Let $R$ be a commutative ring with 1 and let $\{A_i\}_{i =1}^n$ be a finite family of ideals of $R$. Suppose further that $A_i + A_j = R$ if $i \neq j$. (I.e. the ideals $A_i$ are pairwise comaximal.) Let $M$ be a unital left $R$-module. Prove that the $R$-module homomorphism $\Phi : M \rightarrow \prod_{i=1}^n M/A_iM$ discussed here is surjective and has kernel $(\prod_{i=1}^n A_i)M$, where $\prod_{i=1}^n A_i$ denotes the ideal product in $R$ rather than the direct product of sets. Deduce that $M/(\prod_{i=1}^n A_i)M \cong_R \prod_{i=1}^n M/A_iM$.

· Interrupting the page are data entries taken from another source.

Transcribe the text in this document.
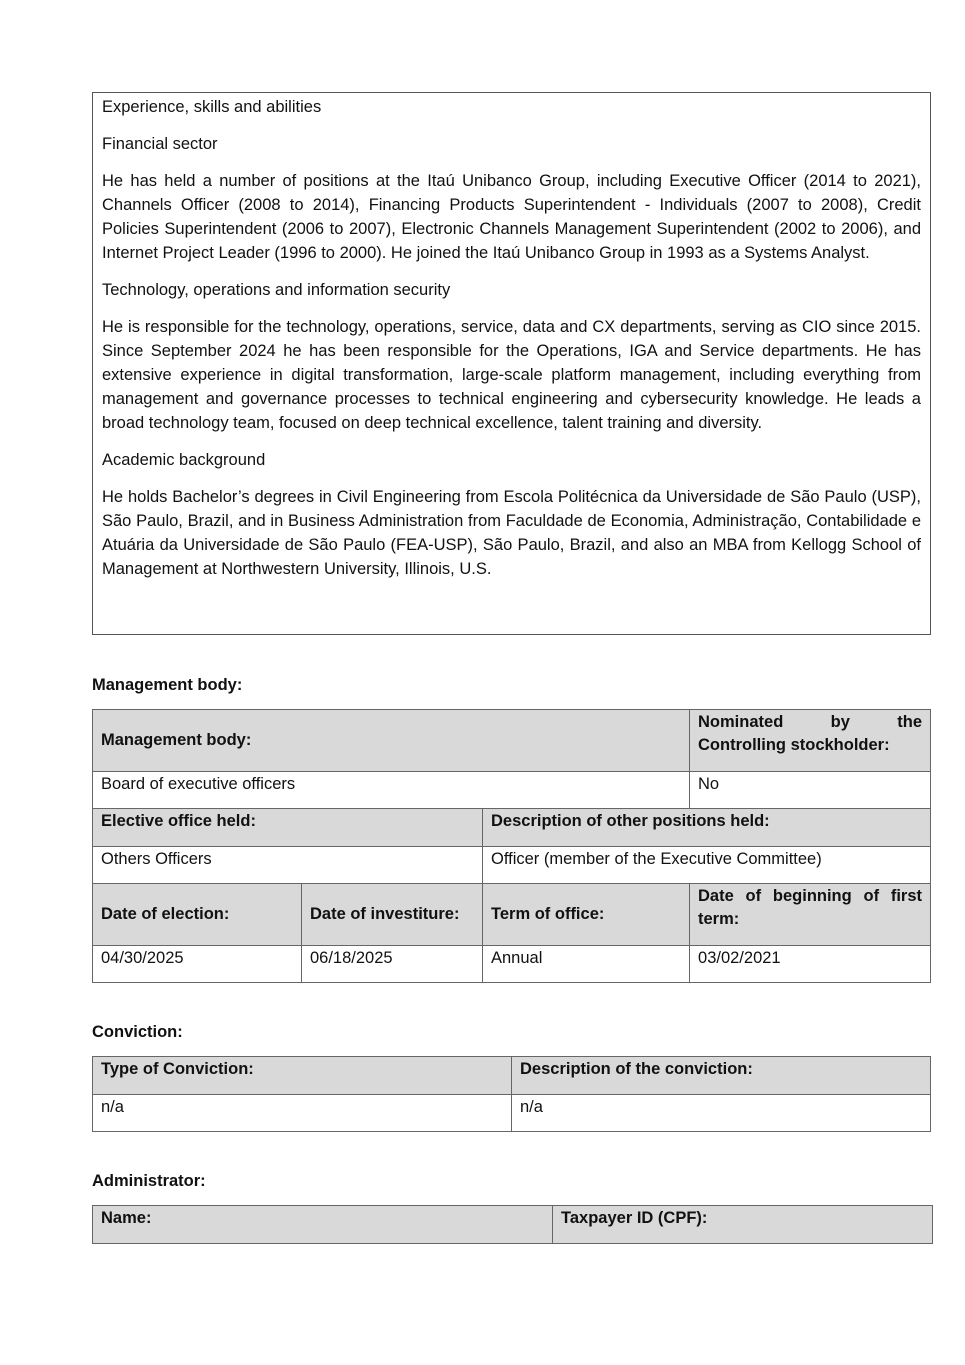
Experience, skills and abilities

Financial sector

He has held a number of positions at the Itaú Unibanco Group, including Executive Officer (2014 to 2021), Channels Officer (2008 to 2014), Financing Products Superintendent - Individuals (2007 to 2008), Credit Policies Superintendent (2006 to 2007), Electronic Channels Management Superintendent (2002 to 2006), and Internet Project Leader (1996 to 2000). He joined the Itaú Unibanco Group in 1993 as a Systems Analyst.

Technology, operations and information security

He is responsible for the technology, operations, service, data and CX departments, serving as CIO since 2015. Since September 2024 he has been responsible for the Operations, IGA and Service departments. He has extensive experience in digital transformation, large-scale platform management, including everything from management and governance processes to technical engineering and cybersecurity knowledge. He leads a broad technology team, focused on deep technical excellence, talent training and diversity.

Academic background

He holds Bachelor’s degrees in Civil Engineering from Escola Politécnica da Universidade de São Paulo (USP), São Paulo, Brazil, and in Business Administration from Faculdade de Economia, Administração, Contabilidade e Atuária da Universidade de São Paulo (FEA-USP), São Paulo, Brazil, and also an MBA from Kellogg School of Management at Northwestern University, Illinois, U.S.

Management body:
Management body:			Nominated by the Controlling stockholder:
Board of executive officers			No
Elective office held:		Description of other positions held:	
Others Officers		Officer (member of the Executive Committee)	
Date of election:	Date of investiture:	Term of office:	Date of beginning of first term:
04/30/2025	06/18/2025	Annual	03/02/2021
Conviction:
Type of Conviction:	Description of the conviction:
n/a	n/a
Administrator:
Name:	Taxpayer ID (CPF):
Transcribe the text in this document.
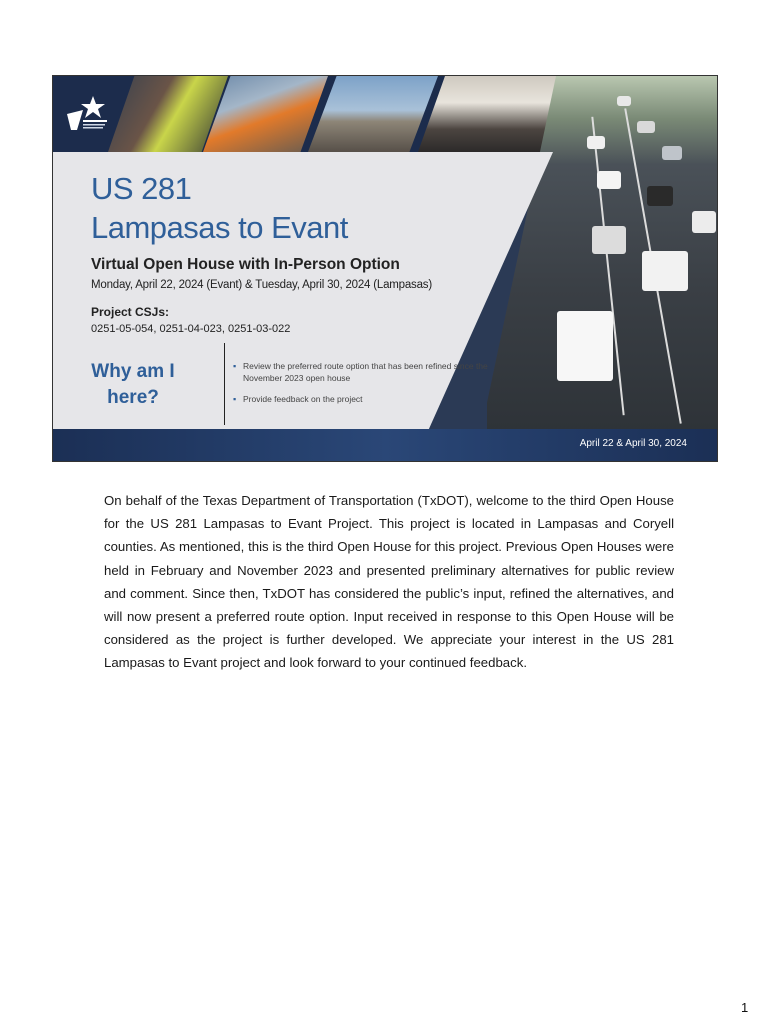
US 281
Lampasas to Evant
Virtual Open House with In-Person Option
Monday, April 22, 2024 (Evant) & Tuesday, April 30, 2024 (Lampasas)
Project CSJs:
0251-05-054, 0251-04-023, 0251-03-022
Why am I
here?
▪ Review the preferred route option that has been refined since the November 2023 open house
▪ Provide feedback on the project
April 22 & April 30, 2024

On behalf of the Texas Department of Transportation (TxDOT), welcome to the third Open House for the US 281 Lampasas to Evant Project. This project is located in Lampasas and Coryell counties. As mentioned, this is the third Open House for this project. Previous Open Houses were held in February and November 2023 and presented preliminary alternatives for public review and comment. Since then, TxDOT has considered the public’s input, refined the alternatives, and will now present a preferred route option. Input received in response to this Open House will be considered as the project is further developed. We appreciate your interest in the US 281 Lampasas to Evant project and look forward to your continued feedback.

1
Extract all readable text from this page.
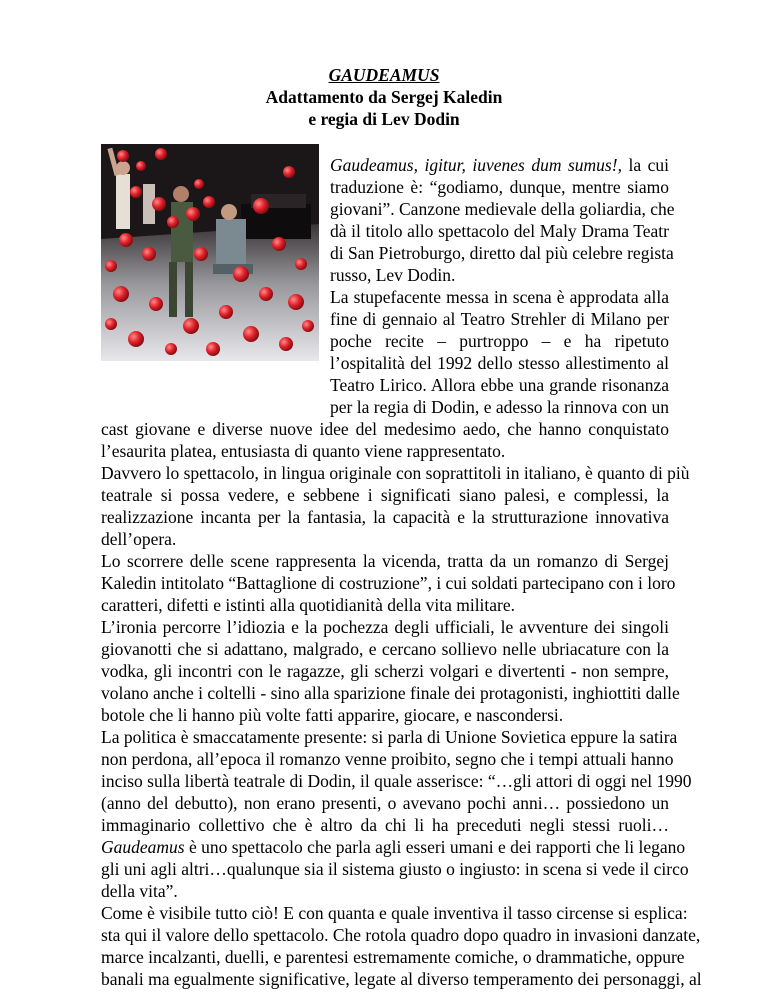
GAUDEAMUS
Adattamento da Sergej Kaledin
e regia di Lev Dodin
Gaudeamus, igitur, iuvenes dum sumus!, la cui
traduzione è: “godiamo, dunque, mentre siamo
giovani”. Canzone medievale della goliardia, che
dà il titolo allo spettacolo del Maly Drama Teatr
di San Pietroburgo, diretto dal più celebre regista
russo, Lev Dodin.
La stupefacente messa in scena è approdata alla
fine di gennaio al Teatro Strehler di Milano per
poche recite – purtroppo – e ha ripetuto
l’ospitalità del 1992 dello stesso allestimento al
Teatro Lirico. Allora ebbe una grande risonanza
per la regia di Dodin, e adesso la rinnova con un
cast giovane e diverse nuove idee del medesimo aedo, che hanno conquistato
l’esaurita platea, entusiasta di quanto viene rappresentato.
Davvero lo spettacolo, in lingua originale con soprattitoli in italiano, è quanto di più
teatrale si possa vedere, e sebbene i significati siano palesi, e complessi, la
realizzazione incanta per la fantasia, la capacità e la strutturazione innovativa
dell’opera.
Lo scorrere delle scene rappresenta la vicenda, tratta da un romanzo di Sergej
Kaledin intitolato “Battaglione di costruzione”, i cui soldati partecipano con i loro
caratteri, difetti e istinti alla quotidianità della vita militare.
L’ironia percorre l’idiozia e la pochezza degli ufficiali, le avventure dei singoli
giovanotti che si adattano, malgrado, e cercano sollievo nelle ubriacature con la
vodka, gli incontri con le ragazze, gli scherzi volgari e divertenti - non sempre,
volano anche i coltelli - sino alla sparizione finale dei protagonisti, inghiottiti dalle
botole che li hanno più volte fatti apparire, giocare, e nascondersi.
La politica è smaccatamente presente: si parla di Unione Sovietica eppure la satira
non perdona, all’epoca il romanzo venne proibito, segno che i tempi attuali hanno
inciso sulla libertà teatrale di Dodin, il quale asserisce: “…gli attori di oggi nel 1990
(anno del debutto), non erano presenti, o avevano pochi anni… possiedono un
immaginario collettivo che è altro da chi li ha preceduti negli stessi ruoli…
Gaudeamus è uno spettacolo che parla agli esseri umani e dei rapporti che li legano
gli uni agli altri…qualunque sia il sistema giusto o ingiusto: in scena si vede il circo
della vita”.
Come è visibile tutto ciò! E con quanta e quale inventiva il tasso circense si esplica:
sta qui il valore dello spettacolo. Che rotola quadro dopo quadro in invasioni danzate,
marce incalzanti, duelli, e parentesi estremamente comiche, o drammatiche, oppure
banali ma egualmente significative, legate al diverso temperamento dei personaggi, al
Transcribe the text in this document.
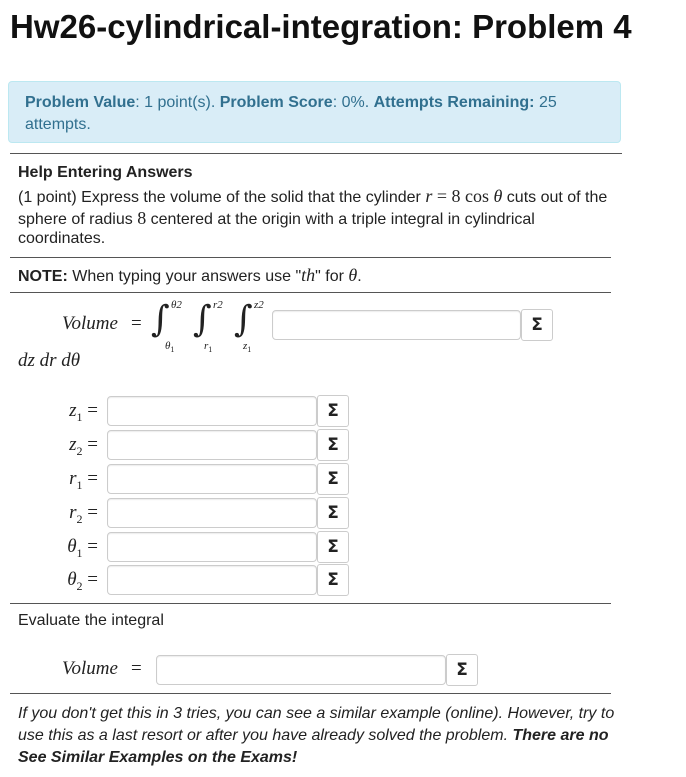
Hw26-cylindrical-integration: Problem 4
Problem Value: 1 point(s). Problem Score: 0%. Attempts Remaining: 25 attempts.
Help Entering Answers
(1 point) Express the volume of the solid that the cylinder r = 8 cos θ cuts out of the
sphere of radius 8 centered at the origin with a triple integral in cylindrical
coordinates.
NOTE: When typing your answers use "th" for θ.
Volume = ∫ θ2
$\theta_1$
∫ r2
$r_1$
∫ z2
$z_1$
Σ
dz dr dθ
$z_1$ =	Σ
$z_2$ =	Σ
$r_1$ =	Σ
$r_2$ =	Σ
$\theta_1$ =	Σ
$\theta_2$ =	Σ
Evaluate the integral
Volume =	Σ
If you don't get this in 3 tries, you can see a similar example (online). However, try to
use this as a last resort or after you have already solved the problem. There are no
See Similar Examples on the Exams!
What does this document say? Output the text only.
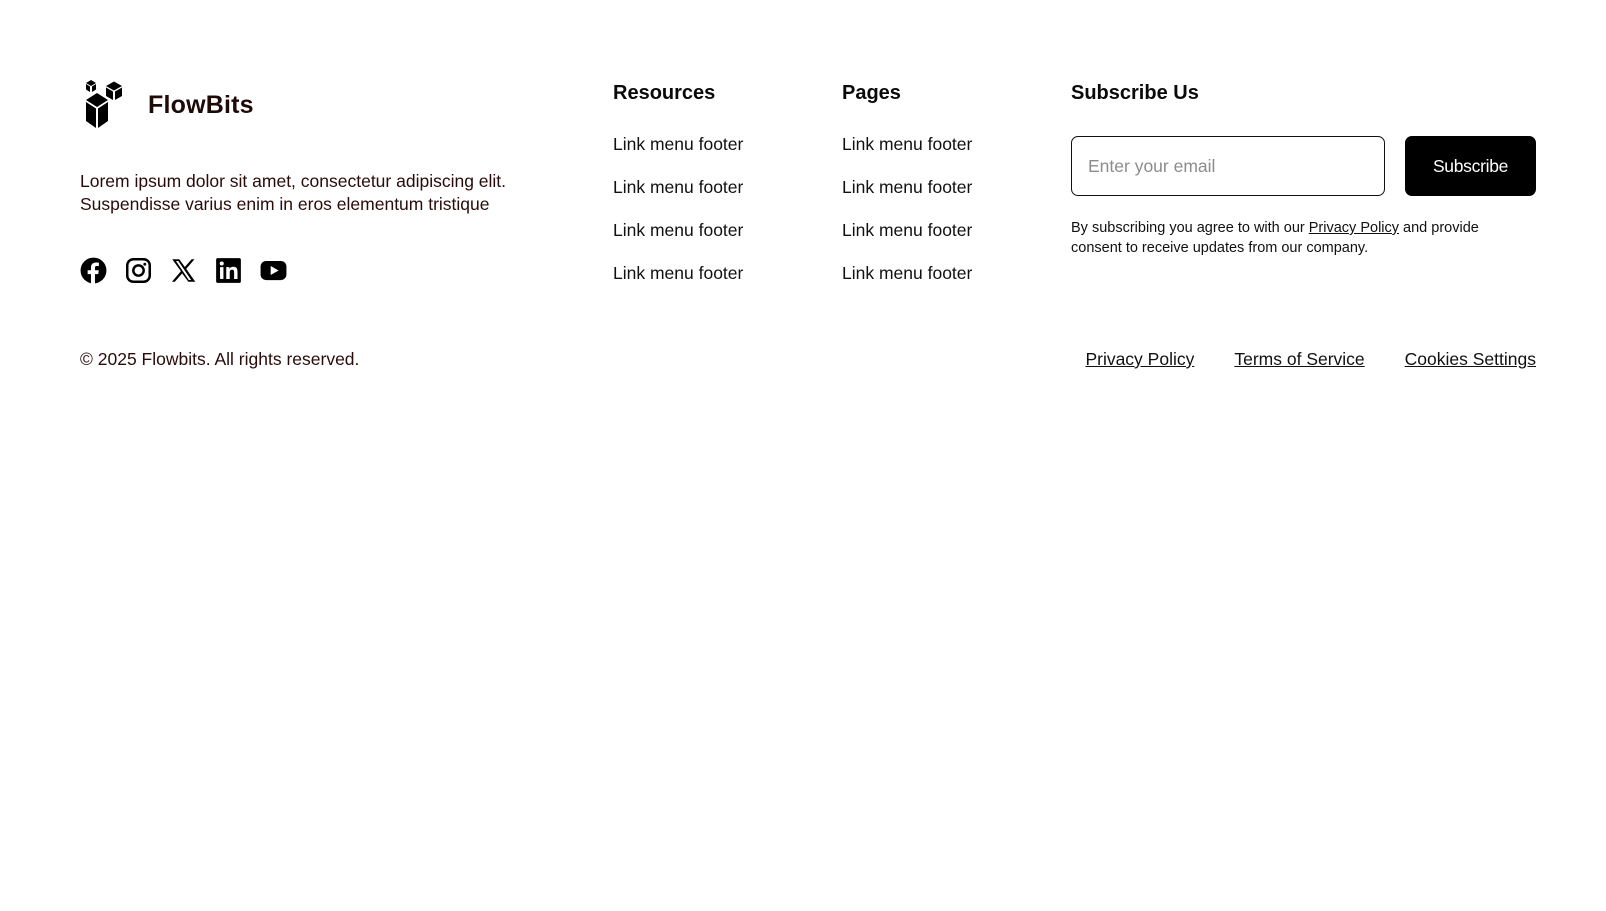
FlowBits

Lorem ipsum dolor sit amet, consectetur adipiscing elit. Suspendisse varius enim in eros elementum tristique

Resources
Link menu footer
Link menu footer
Link menu footer
Link menu footer
Pages
Link menu footer
Link menu footer
Link menu footer
Link menu footer
Subscribe Us
Enter your email
Subscribe

By subscribing you agree to with our Privacy Policy and provide consent to receive updates from our company.

© 2025 Flowbits. All rights reserved.	Privacy Policy Terms of Service Cookies Settings
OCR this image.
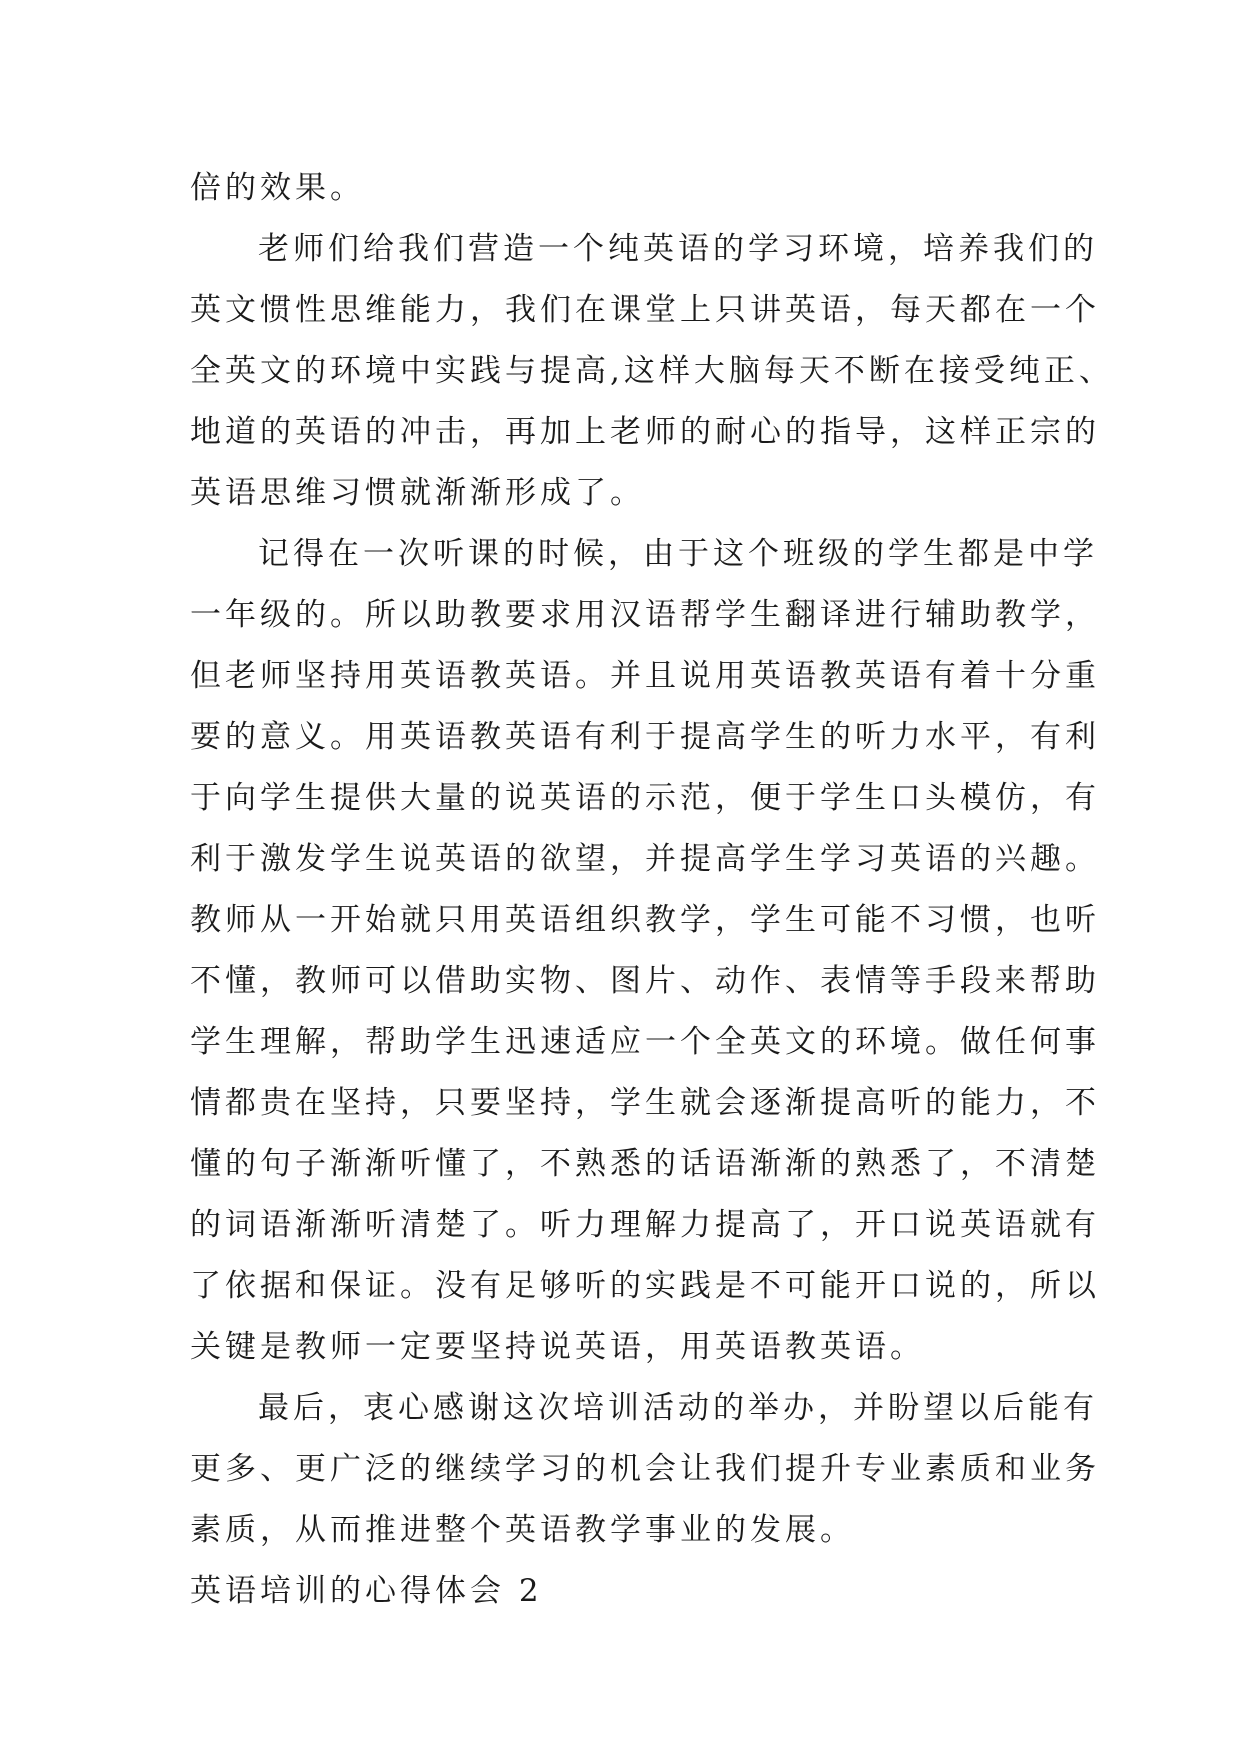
倍的效果。
老师们给我们营造一个纯英语的学习环境，培养我们的
英文惯性思维能力，我们在课堂上只讲英语，每天都在一个
全英文的环境中实践与提高,这样大脑每天不断在接受纯正、
地道的英语的冲击，再加上老师的耐心的指导，这样正宗的
英语思维习惯就渐渐形成了。
记得在一次听课的时候，由于这个班级的学生都是中学
一年级的。所以助教要求用汉语帮学生翻译进行辅助教学，
但老师坚持用英语教英语。并且说用英语教英语有着十分重
要的意义。用英语教英语有利于提高学生的听力水平，有利
于向学生提供大量的说英语的示范，便于学生口头模仿，有
利于激发学生说英语的欲望，并提高学生学习英语的兴趣。
教师从一开始就只用英语组织教学，学生可能不习惯，也听
不懂，教师可以借助实物、图片、动作、表情等手段来帮助
学生理解，帮助学生迅速适应一个全英文的环境。做任何事
情都贵在坚持，只要坚持，学生就会逐渐提高听的能力，不
懂的句子渐渐听懂了，不熟悉的话语渐渐的熟悉了，不清楚
的词语渐渐听清楚了。听力理解力提高了，开口说英语就有
了依据和保证。没有足够听的实践是不可能开口说的，所以
关键是教师一定要坚持说英语，用英语教英语。
最后，衷心感谢这次培训活动的举办，并盼望以后能有
更多、更广泛的继续学习的机会让我们提升专业素质和业务
素质，从而推进整个英语教学事业的发展。
英语培训的心得体会 2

We will prove this result by induction on $n$. For the base case $n = 2$, we have $\Phi(m) = (m+A_1M, m+A_2M)$. First we show that $\Phi$ is surjective. Let $(m_1 + A_1M, m_2 + A_2M)$ be in $M/A_1M \times M/A_2M$. Since $A_1$ and $A_2$ are comaximal and $R$ has a 1, there exist $a_1 \in A_1$ and $a_2 \in A_2$ such that $a_1+a_2 = 1$. Note then that $\Phi(a_1m_2 + a_2m_1) = (a_1m_2 + a_2m_1 A_1M, a_1m_2 + a_2m_1 + A_2M)$ $= (a_2m_1 + A_1M, a_1m_2 + A_2M)$ $= ((1-a_1)m_1 + A_1M, (1-a_2)m_2 + A_2M)$ $= (m_1 - a_1m_1 + A_1M, m_2 - a_2m_2 + A_2M)$ $= (m_1 + A_1M, m_2 + A_2M)$. Thus $\Phi$ is surjective. Next we show that $\mathsf{ker}\ \Phi = (A_1A_2)M$. We showed in Part 1 that $\mathsf{ker}\ \Phi = A_1M \cap A_2M$. Clearly $(A_1A_2)M \subseteq A_1M \cap A_2M$. Now suppose $m \in A_1M \cap A_2M$. Recall that $a_1+a_2 = 1$ for some $a_1 \in A_1$ and $a_2 \in A_2$; now $m = 1 \cdot m$ $= (a_1+a_2) \cdot m$ $= a_1 \cdot m + a_2 \cdot m$. Since $m \in A_2$, $a_1 \cdot m \in (A_1A_2)M$. Since $m \in A_1$, $a_2 \cdot m \in (A_2A_1)M = (A_1A_2)M$. Thus $m \in (A_1A_2)M$ as desired. By the First Isomorphism Theorem for modules, the induced mapping $\Psi : M/(A_1A_2)M \rightarrow M/A_1M \times M/A_2M$ given by $m+(A_1A_2)M \mapsto (m+A_1M, m+A_2M)$ is an $R$-module isomorphism.

Now for the inductive step, suppose the result holds for $2$ and $n$. Let $\{A_i\}_{i=1}^{n+1}$ be a family of pairwise comaximal ideals in $R$ and let $M$ be a unital left $R$-module. We claim that $A_1$ and $\prod_{i=2}^{n+1}$ are comaximal; to see this, note that $1 = a_{1,i} + a_i$ for some $a_{1,i} \in A_i$ and $a_i \in A_i$ for all $2 \leq i \leq n+1$. Then $1 = \prod_{i=2}^{n+1}(a_{1,i} + a_i) \in A_1 + \prod_{i=2}^{n+1} A_i$, so that $A_1 + \prod_{i=2}^{n+1} A_i = R$. Now $M/(\prod_{i=1}^{n+1} A_i)M \cong_R M/A_1M \times M/(\prod_{i=2}^{n+1} A_i)M$ $\cong_R M/A_1M \times \prod_{i=2}^{n+1} M/A_iM$ $\cong_R \prod_{i=1}^{n+1} M/A_iM$.